Аркадий, выходя из своего дома на улице Сен-Жак, неизменно встречал у дверей какого-то преувеличенно элегантного господина в желтых перчатках и с бриллиантом в галстуке, более крупным, чем "Регент". Чуждый земным делам, мятежный ангел не придавал этой встрече никакого значения. Но юный Морис д'Эпарвье, взявший на себя обязанность охранять своего ангела-хранителя, с беспокойством смотрел на этого джентльмена, не менее упорного и еще более бдительного, чем г-н Миньон, который в свое время озирал испытующим взглядом улицу Гарансьер — от бараньих голов особняка де ла Сордьер до абсиды церкви св. Сульпиция. Два или три раза в день Морис заходил к Аркадию в меблированные комнаты, предупреждал об опасности и торопил переменить квартиру.
Каждый вечер он водил своего ангела в ночные кабачки, где они ужинали с девицами. Там юный д'Эпарвье делился своими прогнозами относительно исхода предстоящего состязания боксеров, затем силился доказать Аркадию бытие бога, необходимость религии и красоту христианской веры, заклиная его отказаться от нечестивых и преступных замыслов, которые не принесут ему ничего, кроме самого горького разочарования.
— Ибо, в конце-то концов, — говорил юный апологет, — если бы христианство было ложно, все бы уже давно знали об этом.
Девицы одобряли религиозные чувства Мориса, и когда прекрасный Аркадий высказывал какие-нибудь богохульные мысли на понятном им языке, они затыкали уши и требовали, чтобы он замолчал, из страха, как бы гнев божий не поразил их вместе с Аркадием. Ибо они полагали, что бог, всемогущий и всеблагой, молниеносно карая за оскорбление, способен безо всякого дурного умысла поразить невинного наравне с грешником.
Иногда ангел в сопровождении своего хранителя отправлялся ужинать к ангелу-музыканту. Морис, время от времени вспоминавший, что он любовник Бушотты, с неудовольствием наблюдал крайне вольное обхождение Аркадия с танцовщицей. Бушотта разрешала Аркадию эти вольности с тех пор, как они соединились на маленьком диванчике в цветах, едва только ангел-музыкант починил его. Морис, сильно любивший г-жу дез'Обель, слегка любил и Бушотту и немного ревновал ее к Аркадию. А ревность — чувство, естественное и для людей и для животных, даже будучи легкой, причиняет им жгучую боль. Поэтому, угадывая истину, что было нетрудно, если принять во внимание темперамент Бушотты и характер ангела, Морис осыпал Аркадия насмешками и упреками, и уличал его в безнравственности. Аркадий спокойно возражал, что физиологические потребности трудно подчинить строго определенным правилам и что моралисты — всегда наталкивались на большие затруднения в вопросе о некоторых видах внутренней секреции.
— Кстати, — сказал Аркадий, — я охотно признаю, что построить систему естественной морали почти невозможно. Природа не знает нравственных принципов. Она не дает нам никаких оснований считать, что человеческая жизнь достойна уважения. Равнодушная природа не делает разницы между добром и злом.
— Вы сами видите, — ответил на это Морис, — что религия необходима.
— Заповеди морали, данные людям якобы путем откровения, на самом деле основаны на грубейшем эмпиризме. Нравами управляет только обычай.
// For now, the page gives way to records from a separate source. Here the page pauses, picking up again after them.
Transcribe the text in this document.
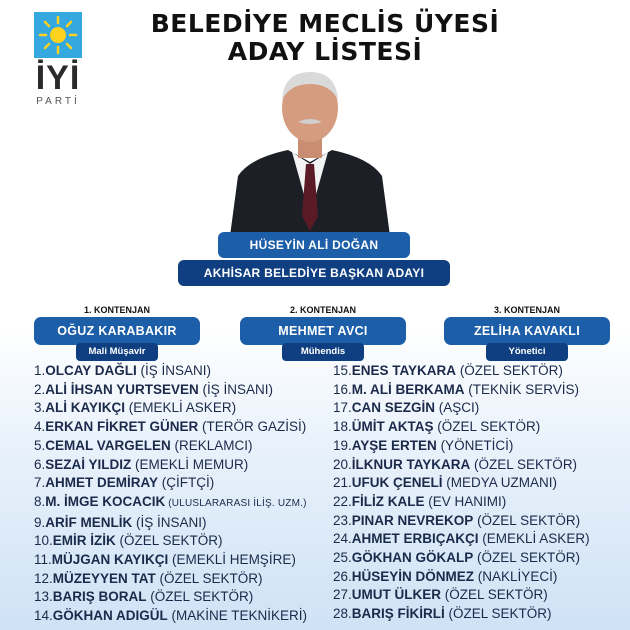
İYİ
PARTİ
BELEDİYE MECLİS ÜYESİ
ADAY LİSTESİ
HÜSEYİN ALİ DOĞAN
AKHİSAR BELEDİYE BAŞKAN ADAYI
1. KONTENJAN
OĞUZ KARABAKIR
Mali Müşavir
2. KONTENJAN
MEHMET AVCI
Mühendis
3. KONTENJAN
ZELİHA KAVAKLI
Yönetici
1.OLCAY DAĞLI (İŞ İNSANI)
2.ALİ İHSAN YURTSEVEN (İŞ İNSANI)
3.ALİ KAYIKÇI (EMEKLİ ASKER)
4.ERKAN FİKRET GÜNER (TERÖR GAZİSİ)
5.CEMAL VARGELEN (REKLAMCI)
6.SEZAİ YILDIZ (EMEKLİ MEMUR)
7.AHMET DEMİRAY (ÇİFTÇİ)
8.M. İMGE KOCACIK (ULUSLARARASI İLİŞ. UZM.)
9.ARİF MENLİK (İŞ İNSANI)
10.EMİR İZİK (ÖZEL SEKTÖR)
11.MÜJGAN KAYIKÇI (EMEKLİ HEMŞİRE)
12.MÜZEYYEN TAT (ÖZEL SEKTÖR)
13.BARIŞ BORAL (ÖZEL SEKTÖR)
14.GÖKHAN ADIGÜL (MAKİNE TEKNİKERİ)
15.ENES TAYKARA (ÖZEL SEKTÖR)
16.M. ALİ BERKAMA (TEKNİK SERVİS)
17.CAN SEZGİN (AŞCI)
18.ÜMİT AKTAŞ (ÖZEL SEKTÖR)
19.AYŞE ERTEN (YÖNETİCİ)
20.İLKNUR TAYKARA (ÖZEL SEKTÖR)
21.UFUK ÇENELİ (MEDYA UZMANI)
22.FİLİZ KALE (EV HANIMI)
23.PINAR NEVREKOP (ÖZEL SEKTÖR)
24.AHMET ERBIÇAKÇI (EMEKLİ ASKER)
25.GÖKHAN GÖKALP (ÖZEL SEKTÖR)
26.HÜSEYİN DÖNMEZ (NAKLİYECİ)
27.UMUT ÜLKER (ÖZEL SEKTÖR)
28.BARIŞ FİKİRLİ (ÖZEL SEKTÖR)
То, что предписывает небо, есть лишь освящение старых привычек. Божественный закон, возвещенный на каком-нибудь Синае среди фейерверков, представляет собою только кодификацию человеческих предрассудков. А так как нравы меняются, то и религии, имеющие долгую жизнь, вроде иудео-христианства, меняют свою мораль.
— Ну, хорошо, — сказал Морис, чье умственное развитие заметно продвинулось вперед, — должны же вы согласиться, что религия предохраняет от распущенности и преступлений?
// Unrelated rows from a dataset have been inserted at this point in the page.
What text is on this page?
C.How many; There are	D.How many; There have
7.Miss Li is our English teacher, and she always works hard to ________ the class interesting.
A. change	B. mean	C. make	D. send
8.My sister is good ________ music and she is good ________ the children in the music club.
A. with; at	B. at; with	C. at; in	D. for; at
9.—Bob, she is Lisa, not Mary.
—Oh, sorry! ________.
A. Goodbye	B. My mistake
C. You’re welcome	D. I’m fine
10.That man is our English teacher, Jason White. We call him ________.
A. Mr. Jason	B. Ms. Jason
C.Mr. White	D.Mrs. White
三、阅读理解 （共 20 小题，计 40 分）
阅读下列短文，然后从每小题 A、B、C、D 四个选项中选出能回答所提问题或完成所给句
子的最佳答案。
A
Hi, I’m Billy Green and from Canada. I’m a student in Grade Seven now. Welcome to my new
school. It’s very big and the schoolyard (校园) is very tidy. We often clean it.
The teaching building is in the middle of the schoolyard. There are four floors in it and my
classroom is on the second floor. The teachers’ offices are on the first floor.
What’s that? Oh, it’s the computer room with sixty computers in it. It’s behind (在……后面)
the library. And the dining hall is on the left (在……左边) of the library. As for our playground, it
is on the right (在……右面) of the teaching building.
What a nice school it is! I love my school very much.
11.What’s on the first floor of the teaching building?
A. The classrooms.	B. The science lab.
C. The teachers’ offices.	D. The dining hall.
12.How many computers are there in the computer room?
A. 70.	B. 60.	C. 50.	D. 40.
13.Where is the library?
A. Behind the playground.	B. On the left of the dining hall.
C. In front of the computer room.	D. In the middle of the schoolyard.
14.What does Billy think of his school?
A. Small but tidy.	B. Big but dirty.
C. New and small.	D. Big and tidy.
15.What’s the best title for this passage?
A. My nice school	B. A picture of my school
— Кроме тех случаев, когда она подстрекает к этому, как, например, к убийству Ифигении.
— Аркадий, — вскричал Морис, — слушая ваши рассуждения, я просто радуюсь, что я не ученый человек!
Теофиль тем временем сидел, склонясь над роялем, и лица его не было видно под завесой белокурых волос. Высоко поднимая над клавишами свои вдохновенные руки, он разыгрывал и пел подряд все партии своей "Алины, королевы Голконды".
Князь Истар, заходя на эти дружеские собрания, извлекал, из карманов бомбы и бутылки шампанского, — тем и другим он обязан был щедрости барона Эвердингена. Бушотта с удовольствием встречала керуба, с тех пор как он стал в ее глазах свидетелем и вместе с тем трофеем победы, одержанной ею на маленьком диванчике в цветах. Он был для нее тем, чем была голова Голиафа в руке юного Давида. Кроме того, ее восхищало в князе искусство аккомпаниатора, сила, которую она одолела, и изумительная способность пить.